Hafif Müzik Bülten - 42 // Haftalık Müzik Raporunuz
Çin usulü rock Yaogun hakkında bir iki satır, Dua Lipa'nın kitap blogu yazarlar için bir şans mı, 25 yaşına basına kült albüm, ne dinlesek, ne izlesek sorularına verilen muhtelif yanıtlar
NE DİNLESEK?
CAZ // Amerikalı caz müzisyeni harp sanatçısı Brandee Younger’ın yeni albümünün adı “Gadabaout Season”. Niia, Joh Johnson, Shabaka, Courtney Bryan gibi günümüz cazının popüler isimlerinin destek verdiği albümü Younger, cazın efsane isimlerinden Alice Coltrane’in itinayla onarılan harpıyla kaydetmiş. Caz standartlarından daha uzak, hip hop ve R&B’ye yaklaşan, kişisel bir albüm.

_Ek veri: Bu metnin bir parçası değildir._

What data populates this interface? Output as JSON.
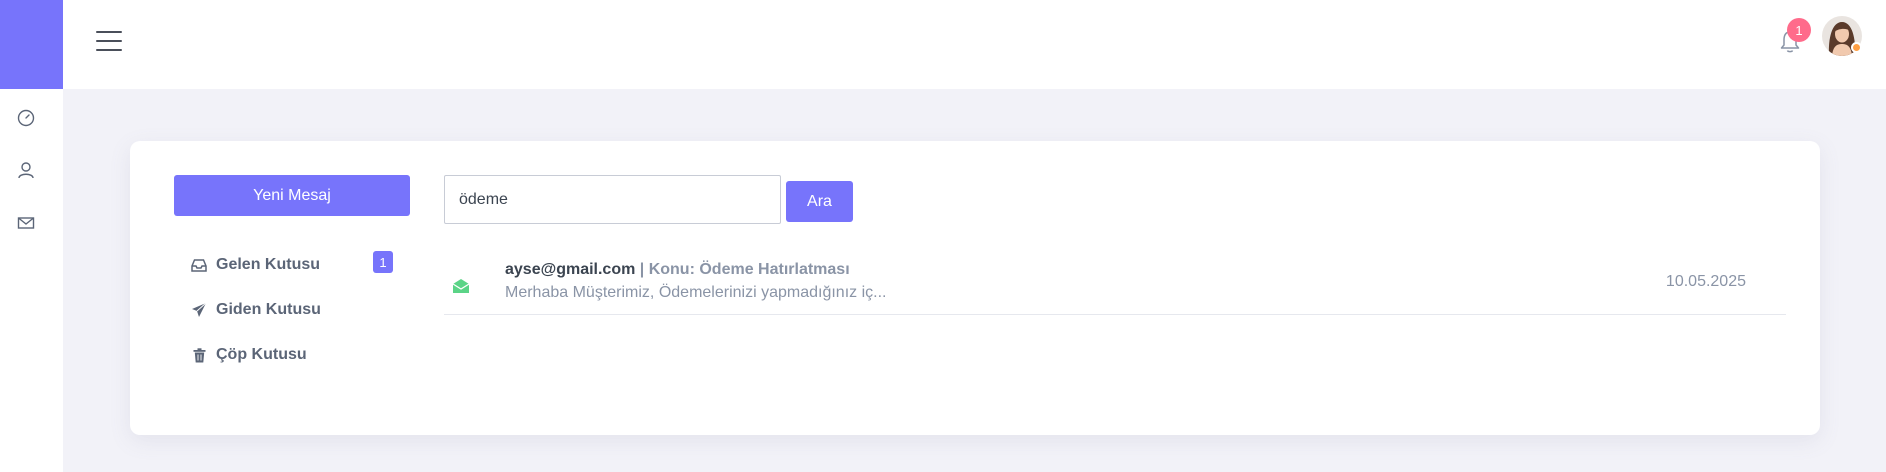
{
  "rail": {
    "items": [
      "dashboard-icon",
      "user-icon",
      "mail-icon"
    ]
  },
  "header": {
    "notifications_count": "1",
    "avatar": "user-avatar"
  },
  "mailbox": {
    "new_message_label": "Yeni Mesaj",
    "folders": [
      {
        "label": "Gelen Kutusu",
        "icon": "inbox-icon",
        "count": "1"
      },
      {
        "label": "Giden Kutusu",
        "icon": "send-icon"
      },
      {
        "label": "Çöp Kutusu",
        "icon": "trash-icon"
      }
    ]
  },
  "search": {
    "value": "ödeme",
    "button_label": "Ara"
  },
  "messages": [
    {
      "icon": "envelope-open-icon",
      "sender": "ayse@gmail.com",
      "separator": " | ",
      "subject": "Konu: Ödeme Hatırlatması",
      "preview": "Merhaba Müşterimiz, Ödemelerinizi yapmadığınız iç...",
      "date": "10.05.2025"
    }
  ],
  "colors": {
    "accent": "#7774fb",
    "badge_pink": "#ff6b8b",
    "status_orange": "#ff9f43",
    "read_icon_green": "#5bd487",
    "background": "#f2f2f8"
  }
}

POP // Brit R&B sahnesinin en güçlü vokallerinden RAYE bu hafta süperstar prodüktör Mark Ronson’la birlikte hazırladıkları “Suzanne” adı şarkıyı yayınladı. Ronson’ın klasik R&B ve soul’la merakını prodüktörlüğünü yaptığı Amy Winehouse’ın işlerinden de biliyoruz. Haftanın en dikkat çekici şarkısı.

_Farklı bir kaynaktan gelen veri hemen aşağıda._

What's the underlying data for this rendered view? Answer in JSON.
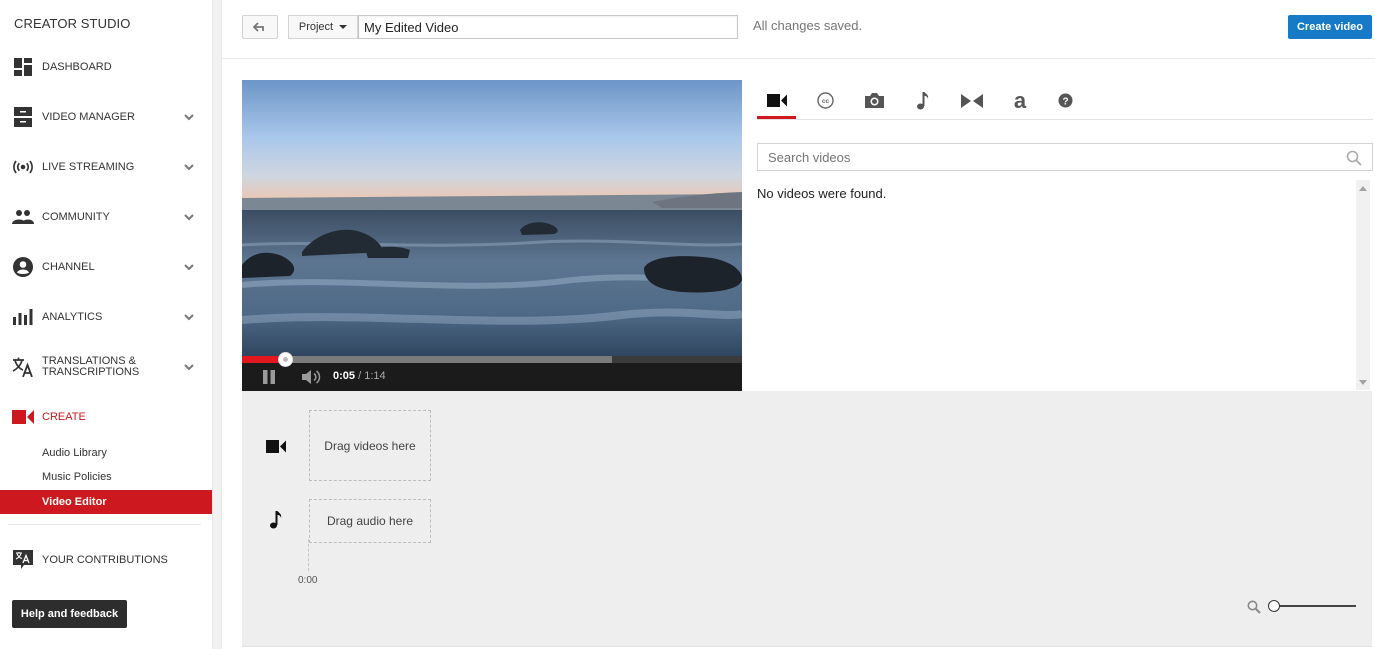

Şu ara Filistin’deki soykırımı gündeme getiren açıklamalarından dolayı konserleri iptal edilen Kehlani’nin yeni romantik R&B baladının adı “Folded”.
ROCK // Queens of The Stone Age, “Alive in the Catacombs” albümünü yayınladı. Paris’in altındaki uçsuz bucaksız mezarlıkta kaydedilmiş, bu yüzden hayli kasvetli bir rock albümü. Birçok korku filmine ve hikayeye konu olan Les Catacombes de Paris, şehrin altında yapımına 1774’te başlanmış, yerin dibine doğru yayılan ve genişleyen labirent biçiminde dev bir mezarlık. Grup kafataslarının ve insan kemiklerinin arasında performanslarını gerçekleştiriyor.
KÜLT ALBÜM // “Any Other City” - Life Without Buildings
1999’da Glasgow Üniversitesi’nde sanat ve resim öğrencileri tarafından kurulan Life Without Buildings sadece üç yıl aktif kaldı. Bir albümleri var, 2000 tarihli “Any Other City”. Bu albümde “The Leanover”, “Juno” ve “Young Offenders” gibi benim çok sevdiğim, 2000’lerin ilk yarısında ilk duyduğumda dikkatimi çeken şarkılar var. Aslında ressam olan, sanat kariyerine devam etmiş, yakın zamana kadar Londra ve New York’ta sergiler açmış bir sanatçı olan Sue Tompkins’in adeta konuşur, mırıldanır gibi söylediği şarkıları geçenlerde arşivimi karıştırırken bulup yeniden dinleyince grubun müziğiyle, aralarında Dry Cleaning gibi isimlerin de olduğu günümüz post punk ekiplerini derinden etkilediğini fark ettim. Bu yıl 25 yaşına giren, hiç eskimemiş bu albümü keşfetmek için hala geç değil.
NE İZLESEK?
The Black Forest Murders
Noir sevenlere, polisiye meraklılarına, suç beni işim diyenlere Almanya kırsalından ilgi çekici bir seçenek. Dizinin senaryosu gerçek olaylar üzerine inşa edilmiş. Oyunculuk iyi Almanlık tam gaz, göçmen meselesi alt metni yerinde ve dozunda. Seyrettiğim en iyi şey diyemiyorum ama keyifle izledim, size de öneriyorum.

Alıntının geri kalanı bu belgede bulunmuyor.